When my youngest daughter Martina was 3, I noticed that she loved playing in the sand. Whether it was at a beach, sandbox or playground, she could play for hours, and at times would even fall asleep in the sand too. So, when we moved from New Jersey to California, it only made sense that we got a playset with a sandbox in our backyard.
What I found however, is that the benefits of the sandbox far exceeded Martina’s mere enjoyment. Like most parents, I often attempted to chat with Martina after pre-school on our ride home, and as most parents find, this wasn’t so easy.
One day, after a quiet car ride home from pre-school, we went straight to the sandbox and began to play. The silent, withdrawn Martina, as if someone had flipped a switch in her, transformed into a talkative, insightful Martina. In time, I realized when she was in the sandbox, she was at her peak — always willing to share, give insights and offer glimpses into her day — wide open to feedback. Yes, 4-year-olds can be open to feedback. I could see then when she played, she emotionally thrived and opened up about her day.
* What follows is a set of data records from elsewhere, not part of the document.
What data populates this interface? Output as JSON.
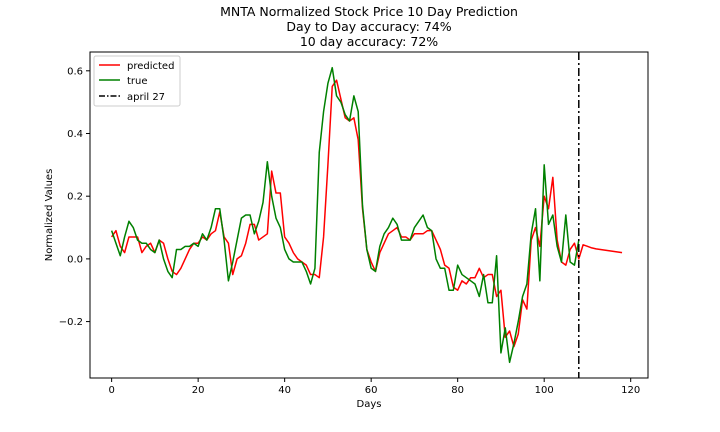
{
  "chart_data": {
    "type": "line",
    "title": "MNTA Normalized Stock Price 10 Day Prediction",
    "subtitle_lines": [
      "Day to Day accuracy: 74%",
      "10 day accuracy: 72%"
    ],
    "xlabel": "Days",
    "ylabel": "Normalized Values",
    "xlim": [
      -5,
      124
    ],
    "ylim": [
      -0.38,
      0.66
    ],
    "xticks": [
      0,
      20,
      40,
      60,
      80,
      100,
      120
    ],
    "yticks": [
      -0.2,
      0.0,
      0.2,
      0.4,
      0.6
    ],
    "xtick_labels": [
      "0",
      "20",
      "40",
      "60",
      "80",
      "100",
      "120"
    ],
    "ytick_labels": [
      "−0.2",
      "0.0",
      "0.2",
      "0.4",
      "0.6"
    ],
    "legend_position": "top-left",
    "vline": {
      "x": 108,
      "label": "april 27",
      "color": "#000000",
      "style": "dashdot"
    },
    "series": [
      {
        "name": "predicted",
        "color": "#ff0000",
        "x": [
          0,
          1,
          2,
          3,
          4,
          5,
          6,
          7,
          8,
          9,
          10,
          11,
          12,
          13,
          14,
          15,
          16,
          17,
          18,
          19,
          20,
          21,
          22,
          23,
          24,
          25,
          26,
          27,
          28,
          29,
          30,
          31,
          32,
          33,
          34,
          35,
          36,
          37,
          38,
          39,
          40,
          41,
          42,
          43,
          44,
          45,
          46,
          47,
          48,
          49,
          50,
          51,
          52,
          53,
          54,
          55,
          56,
          57,
          58,
          59,
          60,
          61,
          62,
          63,
          64,
          65,
          66,
          67,
          68,
          69,
          70,
          71,
          72,
          73,
          74,
          75,
          76,
          77,
          78,
          79,
          80,
          81,
          82,
          83,
          84,
          85,
          86,
          87,
          88,
          89,
          90,
          91,
          92,
          93,
          94,
          95,
          96,
          97,
          98,
          99,
          100,
          101,
          102,
          103,
          104,
          105,
          106,
          107,
          108,
          109,
          110,
          111,
          112,
          113,
          114,
          115,
          116,
          117,
          118
        ],
        "values": [
          0.07,
          0.09,
          0.04,
          0.02,
          0.07,
          0.07,
          0.07,
          0.02,
          0.04,
          0.05,
          0.02,
          0.06,
          0.05,
          0.0,
          -0.04,
          -0.05,
          -0.03,
          0.0,
          0.03,
          0.05,
          0.05,
          0.07,
          0.06,
          0.08,
          0.09,
          0.15,
          0.07,
          0.05,
          -0.05,
          0.0,
          0.01,
          0.05,
          0.11,
          0.11,
          0.06,
          0.07,
          0.08,
          0.28,
          0.21,
          0.21,
          0.07,
          0.05,
          0.02,
          0.0,
          -0.01,
          -0.02,
          -0.05,
          -0.05,
          -0.06,
          0.07,
          0.3,
          0.55,
          0.57,
          0.51,
          0.45,
          0.44,
          0.45,
          0.38,
          0.16,
          0.03,
          -0.01,
          -0.04,
          0.02,
          0.05,
          0.08,
          0.09,
          0.1,
          0.07,
          0.07,
          0.06,
          0.08,
          0.08,
          0.08,
          0.09,
          0.09,
          0.06,
          0.03,
          -0.02,
          -0.03,
          -0.09,
          -0.1,
          -0.07,
          -0.08,
          -0.06,
          -0.06,
          -0.03,
          -0.06,
          -0.05,
          -0.05,
          -0.12,
          -0.1,
          -0.25,
          -0.23,
          -0.28,
          -0.24,
          -0.13,
          -0.16,
          0.06,
          0.1,
          0.04,
          0.2,
          0.16,
          0.26,
          0.06,
          -0.01,
          -0.02,
          0.03,
          0.05,
          0.0,
          0.045,
          0.04,
          0.035,
          0.032,
          0.03,
          0.028,
          0.026,
          0.024,
          0.022,
          0.02
        ]
      },
      {
        "name": "true",
        "color": "#008000",
        "x": [
          0,
          1,
          2,
          3,
          4,
          5,
          6,
          7,
          8,
          9,
          10,
          11,
          12,
          13,
          14,
          15,
          16,
          17,
          18,
          19,
          20,
          21,
          22,
          23,
          24,
          25,
          26,
          27,
          28,
          29,
          30,
          31,
          32,
          33,
          34,
          35,
          36,
          37,
          38,
          39,
          40,
          41,
          42,
          43,
          44,
          45,
          46,
          47,
          48,
          49,
          50,
          51,
          52,
          53,
          54,
          55,
          56,
          57,
          58,
          59,
          60,
          61,
          62,
          63,
          64,
          65,
          66,
          67,
          68,
          69,
          70,
          71,
          72,
          73,
          74,
          75,
          76,
          77,
          78,
          79,
          80,
          81,
          82,
          83,
          84,
          85,
          86,
          87,
          88,
          89,
          90,
          91,
          92,
          93,
          94,
          95,
          96,
          97,
          98,
          99,
          100,
          101,
          102,
          103,
          104,
          105,
          106,
          107,
          108
        ],
        "values": [
          0.09,
          0.05,
          0.01,
          0.07,
          0.12,
          0.1,
          0.06,
          0.05,
          0.05,
          0.03,
          0.02,
          0.06,
          0.0,
          -0.04,
          -0.06,
          0.03,
          0.03,
          0.04,
          0.04,
          0.05,
          0.04,
          0.08,
          0.06,
          0.1,
          0.16,
          0.16,
          0.06,
          -0.07,
          -0.01,
          0.06,
          0.13,
          0.14,
          0.14,
          0.08,
          0.12,
          0.18,
          0.31,
          0.2,
          0.13,
          0.1,
          0.03,
          0.0,
          -0.01,
          -0.01,
          -0.01,
          -0.04,
          -0.08,
          -0.03,
          0.34,
          0.47,
          0.56,
          0.61,
          0.52,
          0.5,
          0.46,
          0.44,
          0.52,
          0.47,
          0.17,
          0.03,
          -0.03,
          -0.04,
          0.04,
          0.08,
          0.1,
          0.13,
          0.11,
          0.06,
          0.06,
          0.06,
          0.1,
          0.12,
          0.14,
          0.1,
          0.09,
          0.0,
          -0.03,
          -0.03,
          -0.1,
          -0.1,
          -0.02,
          -0.05,
          -0.06,
          -0.07,
          -0.08,
          -0.12,
          -0.05,
          -0.14,
          -0.14,
          0.01,
          -0.3,
          -0.22,
          -0.33,
          -0.27,
          -0.2,
          -0.12,
          -0.08,
          0.08,
          0.16,
          -0.07,
          0.3,
          0.11,
          0.14,
          0.04,
          -0.01,
          0.14,
          -0.01,
          -0.02,
          0.06
        ]
      }
    ]
  }
}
I also realized that this was not something specific just to Martina, but to all of us.
When we are at play, or as we adults would like to call it — having fun, we also are open. Receptive. Engaged and willing. We are in the present moment. But this doesn’t just happen in sandboxes, it happens everywhere. In our family life, with our children, our marriages, and even at work.
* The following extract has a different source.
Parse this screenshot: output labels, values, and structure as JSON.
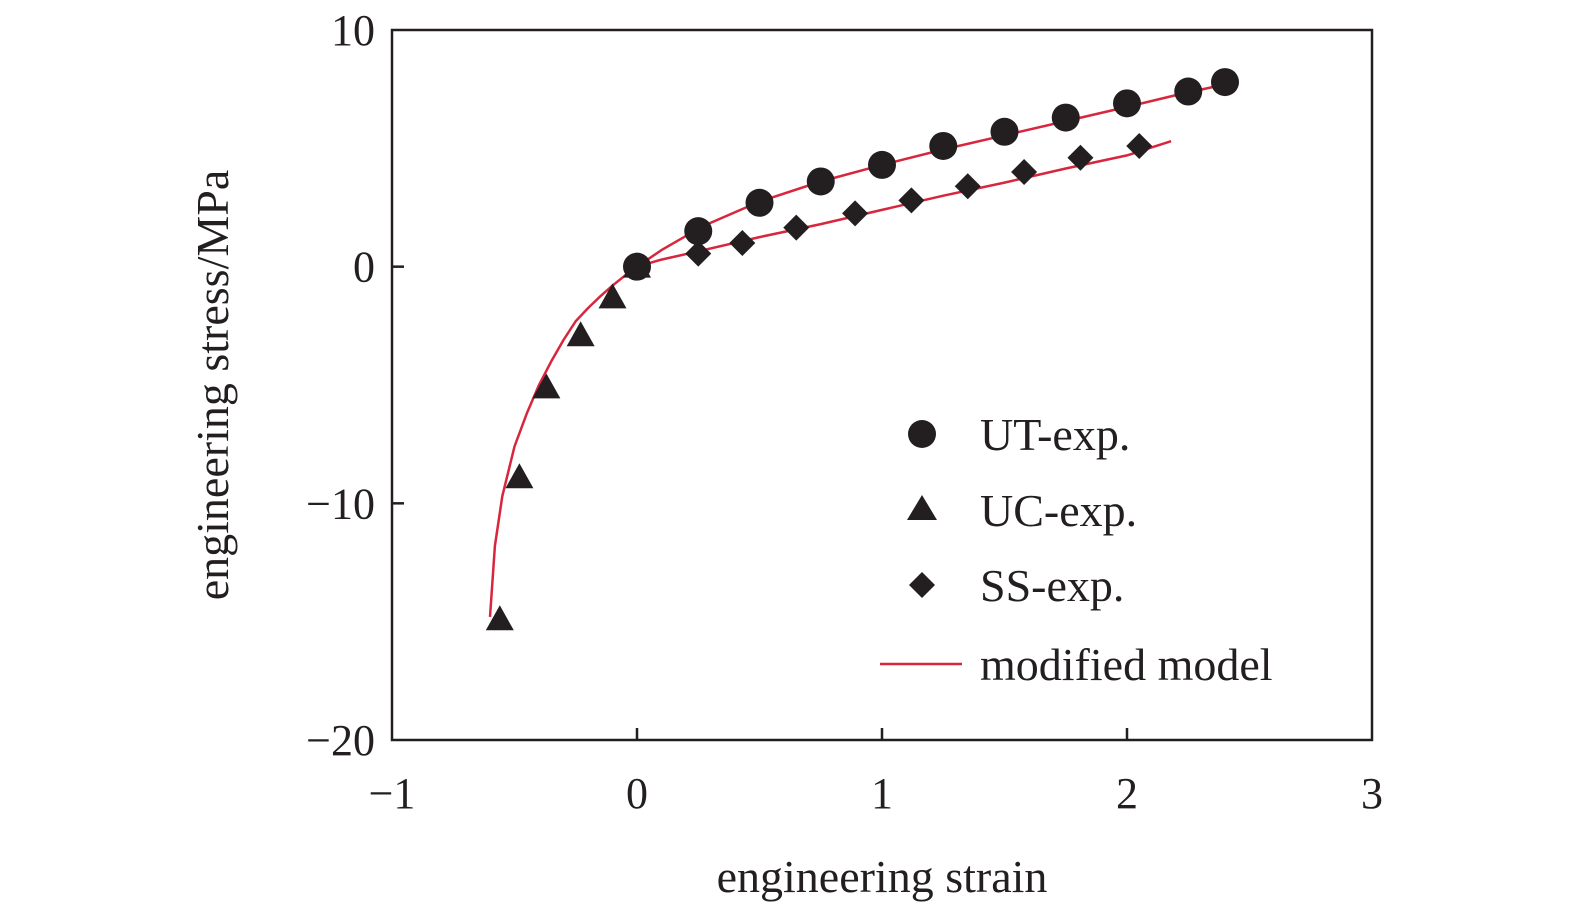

Adrian Gostick and Scott Christopher, in their book The Levity Effect: Why It Pays to Lighten Up, make a strong case for the benefits of making work fun. From their findings, and past experience from brilliant trailblazers who lead with levity, they’ve seen radically positive benefits:
“If people are having fun, they’re going to work harder, stay longer, maintain their composure in a crisis and take better care of the organization.”
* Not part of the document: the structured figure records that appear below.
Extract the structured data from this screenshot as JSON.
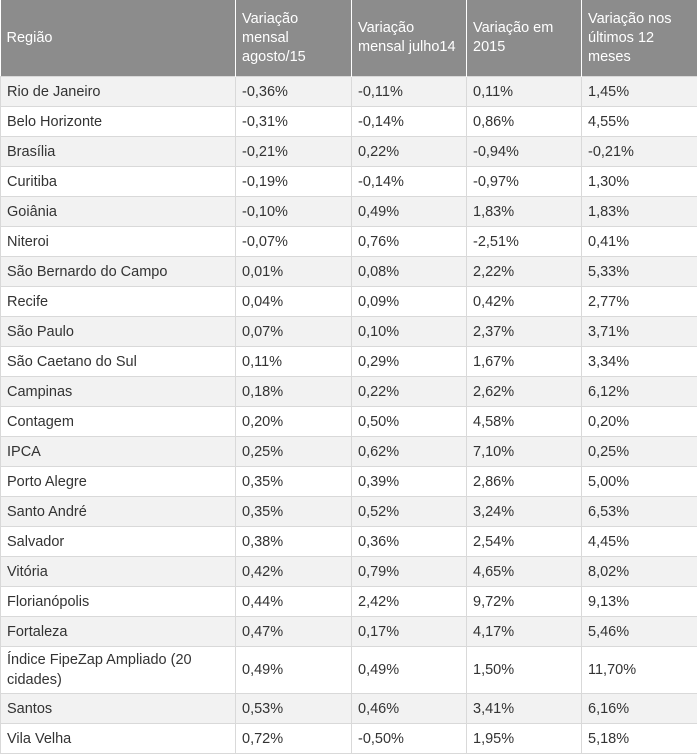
{
  "table": {
    "header": [
      "Região",
      "Variação mensal agosto/15",
      "Variação mensal julho14",
      "Variação em 2015",
      "Variação nos últimos 12 meses"
    ],
    "rows": [
      [
        "Rio de Janeiro",
        "-0,36%",
        "-0,11%",
        "0,11%",
        "1,45%"
      ],
      [
        "Belo Horizonte",
        "-0,31%",
        "-0,14%",
        "0,86%",
        "4,55%"
      ],
      [
        "Brasília",
        "-0,21%",
        "0,22%",
        "-0,94%",
        "-0,21%"
      ],
      [
        "Curitiba",
        "-0,19%",
        "-0,14%",
        "-0,97%",
        "1,30%"
      ],
      [
        "Goiânia",
        "-0,10%",
        "0,49%",
        "1,83%",
        "1,83%"
      ],
      [
        "Niteroi",
        "-0,07%",
        "0,76%",
        "-2,51%",
        "0,41%"
      ],
      [
        "São Bernardo do Campo",
        "0,01%",
        "0,08%",
        "2,22%",
        "5,33%"
      ],
      [
        "Recife",
        "0,04%",
        "0,09%",
        "0,42%",
        "2,77%"
      ],
      [
        "São Paulo",
        "0,07%",
        "0,10%",
        "2,37%",
        "3,71%"
      ],
      [
        "São Caetano do Sul",
        "0,11%",
        "0,29%",
        "1,67%",
        "3,34%"
      ],
      [
        "Campinas",
        "0,18%",
        "0,22%",
        "2,62%",
        "6,12%"
      ],
      [
        "Contagem",
        "0,20%",
        "0,50%",
        "4,58%",
        "0,20%"
      ],
      [
        "IPCA",
        "0,25%",
        "0,62%",
        "7,10%",
        "0,25%"
      ],
      [
        "Porto Alegre",
        "0,35%",
        "0,39%",
        "2,86%",
        "5,00%"
      ],
      [
        "Santo André",
        "0,35%",
        "0,52%",
        "3,24%",
        "6,53%"
      ],
      [
        "Salvador",
        "0,38%",
        "0,36%",
        "2,54%",
        "4,45%"
      ],
      [
        "Vitória",
        "0,42%",
        "0,79%",
        "4,65%",
        "8,02%"
      ],
      [
        "Florianópolis",
        "0,44%",
        "2,42%",
        "9,72%",
        "9,13%"
      ],
      [
        "Fortaleza",
        "0,47%",
        "0,17%",
        "4,17%",
        "5,46%"
      ],
      [
        "Índice FipeZap Ampliado (20 cidades)",
        "0,49%",
        "0,49%",
        "1,50%",
        "11,70%"
      ],
      [
        "Santos",
        "0,53%",
        "0,46%",
        "3,41%",
        "6,16%"
      ],
      [
        "Vila Velha",
        "0,72%",
        "-0,50%",
        "1,95%",
        "5,18%"
      ]
    ]
  }
}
In a recent study conducted on the effects of having fun at work, the results follow Gostick’s and Christopher’s findings. Within the 700-person experiment on the relationship between fun and productivity, their findings reflect a clear relationship between the level of productivity and fun. Simply put, when people were laughing and having fun, productivity jumped.
So if you’re currently in a very stale, serious and formal environment, how do you turn the tables to incorporate levity and laughter?
Play On Common Ground
If your team isn’t performing, morale becomes low. Fortunately, most problems on technical teams aren’t technical. They are people problems. When people don’t get along, they don’t collaborate. They’re hesitant to share ideas, opinions, or insights and because they aren’t fond of each other, they start working less as teams, and more as individuals. If you see this now in your workplace or suspect morale is dropping, put some effort into team-bonding. It’s a small price to pay to create a cohesive team.
You can do this by investing in your team’s happiness.
- Set time aside, or even a day if you can, to relax, play and bond, as a good break from locking horns while in work-mode.
- Rather than ask your team to take away from obligations and personal lives, do it during work time.
I had a boss once that every few months, would take everyone out for the day to catch up, bond and laugh together. Sometimes it was lunch and a movie, or a sporting event. Other times, we went hiking or got our dogs and headed over to the park and had a picnic. Just our team. I have to say, it was much easier to put out fires and go to bat for everyone after we had strengthened our bonds a bit.
Sometimes you can enter a pattern or negativity or hostility, especially when times are stressful at work. That time spent letting your guard down and connecting often got us to remember that we all have something in common, and while we may not see eye-to-eye as co-workers all the time, it made working together much easier to do especially when stress was running high. If you have some camaraderie in place, your team’s morale will be better able to weather storms together.
Build Play into Communications
Communications can make or break our relationships, and can also boost or hamper productivity. According to the authors of Levity, they suggest lightening up the little things to adopt a more lighthearted approach to what would otherwise be mundane situations.
- Take advantage of routine emails, messages, and talking with your co-workers to liven up the workday. Adding fun and humor in your own way helps to make cubicles less gray, and wearing an itchy suit less itchy.
- Lighten up and laugh, but keep it clean and kind. Making jokes about potentially sensitive subjects, cultural diversity, and people’s appearances can easily offend. Be respectful of everyone’s differences, and don’t make jokes at others’ expense just to get a laugh. You can still have fun without poking fun.
All of us love fun. Let’s face it. We’d all rather be laughing at a funny movie, hiking the trails, seeing a great band, or hanging out with friends or loved ones. But the place we spend the most time is at work. When we spend most of our time in a place we consider the least fun place to be, that speaks sadness in volumes for our well-being, state-of-mind, and our productivity. So lighten up and play in the sand a little — for everyone’s sake.